To determine just how sensitive the diagnostic procedure is in squamous cell head and neck cancer, the American College of Surgeons Oncology Group (ACOSOG) designed a single-arm trial to compare the rate of nodal metastases detected by sentinel node detection and by subsequent selective removal of level I, II, III, and IV nodes. Complete data have not been released from the trial, but Francisco J. Civantos, MD, Associate Professor of Head and Neck Surgery at the Miller School of Medicine at the University of Miami, who led the study, presented preliminary data at the Triological Society meeting in February. A total of 137 patients with T1 or T2 clinically node-negative oral cancers were enrolled at 25 institutions by 34 certified surgeons. Preliminary data indicated a 92% negative predictive value with the technique, meaning that 11 of the patients had a negative sentinel node biopsy but were found to have nodal metastases upon more extensive nodal resection.

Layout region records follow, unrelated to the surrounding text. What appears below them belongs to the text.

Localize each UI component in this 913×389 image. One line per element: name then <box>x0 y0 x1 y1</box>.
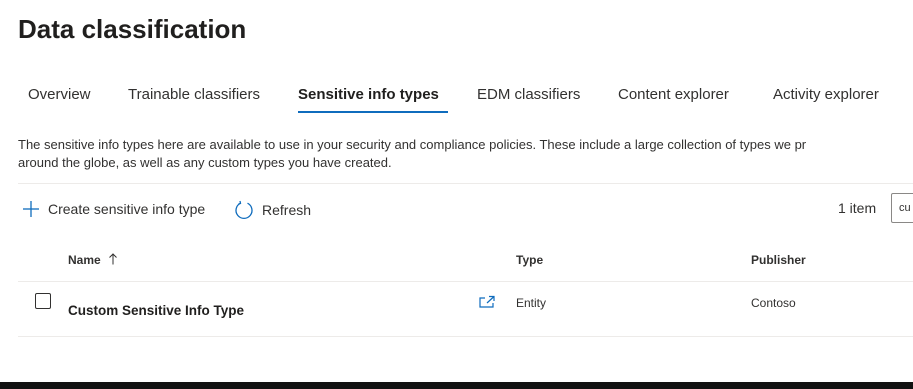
create-sensitive-info-type-button[interactable]: Create sensitive info type <box>22 200 205 218</box>
description-line-1: The sensitive info types here are availa… <box>18 137 807 152</box>
tab-content-explorer[interactable]: Content explorer <box>618 86 729 103</box>
active-tab-indicator <box>298 111 448 113</box>
refresh-icon <box>235 200 253 219</box>
tab-overview[interactable]: Overview <box>28 86 91 103</box>
create-button-label: Create sensitive info type <box>48 201 206 217</box>
column-header-type[interactable]: Type <box>516 253 543 267</box>
row-type: Entity <box>516 296 547 310</box>
row-name[interactable]: Custom Sensitive Info Type <box>68 303 244 318</box>
toolbar-divider <box>18 183 913 184</box>
tab-edm-classifiers[interactable]: EDM classifiers <box>477 86 580 103</box>
page-description: The sensitive info types here are availa… <box>18 136 913 172</box>
sort-ascending-icon <box>109 253 117 265</box>
row-divider <box>18 336 913 337</box>
row-publisher: Contoso <box>751 296 796 310</box>
refresh-button-label: Refresh <box>262 202 312 218</box>
column-header-publisher[interactable]: Publisher <box>751 253 806 267</box>
header-divider <box>18 281 913 282</box>
bottom-border <box>0 382 913 389</box>
open-in-new-icon[interactable] <box>478 295 496 309</box>
description-line-2: around the globe, as well as any custom … <box>18 155 392 170</box>
column-header-name[interactable]: Name <box>68 253 118 267</box>
page-title: Data classification <box>18 14 247 44</box>
plus-icon <box>23 201 39 217</box>
tab-sensitive-info-types[interactable]: Sensitive info types <box>298 86 439 103</box>
search-input[interactable]: cu <box>891 193 913 223</box>
tab-bar: Overview Trainable classifiers Sensitive… <box>0 82 913 116</box>
tab-trainable-classifiers[interactable]: Trainable classifiers <box>128 86 260 103</box>
refresh-button[interactable]: Refresh <box>234 200 311 220</box>
item-count: 1 item <box>838 200 877 216</box>
row-checkbox[interactable] <box>35 293 51 309</box>
tab-activity-explorer[interactable]: Activity explorer <box>773 86 879 103</box>
column-header-name-label: Name <box>68 253 101 267</box>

Tumors on the floor of the mouth appear to be more problematic for sentinel node biopsy than do those on the tongue or elsewhere in the oral cavity. One problem is that such tumors can lie right on top of the nodal basin, which makes distinguishing sentinel nodes difficult during surgery due to radioactive shine from the primary injection site. Additionally, the lymphatic drainage is particularly complex in this area, said Randal S. Weber, MD, Chairman of the Department of Head and Neck Surgery and Professor of Surgery at the University of Texas M. D. Anderson Cancer Center in Houston. The floor of the mouth has a high incidence of cross-lymphatics, which drain to the opposite side, for example. Based on these observations, Dr. Weber is cautious about the use of sentinel node biopsy in squamous cell head and neck cancer. It doesn’t appear to produce the same consistency of findings as it does in cutaneous melanoma.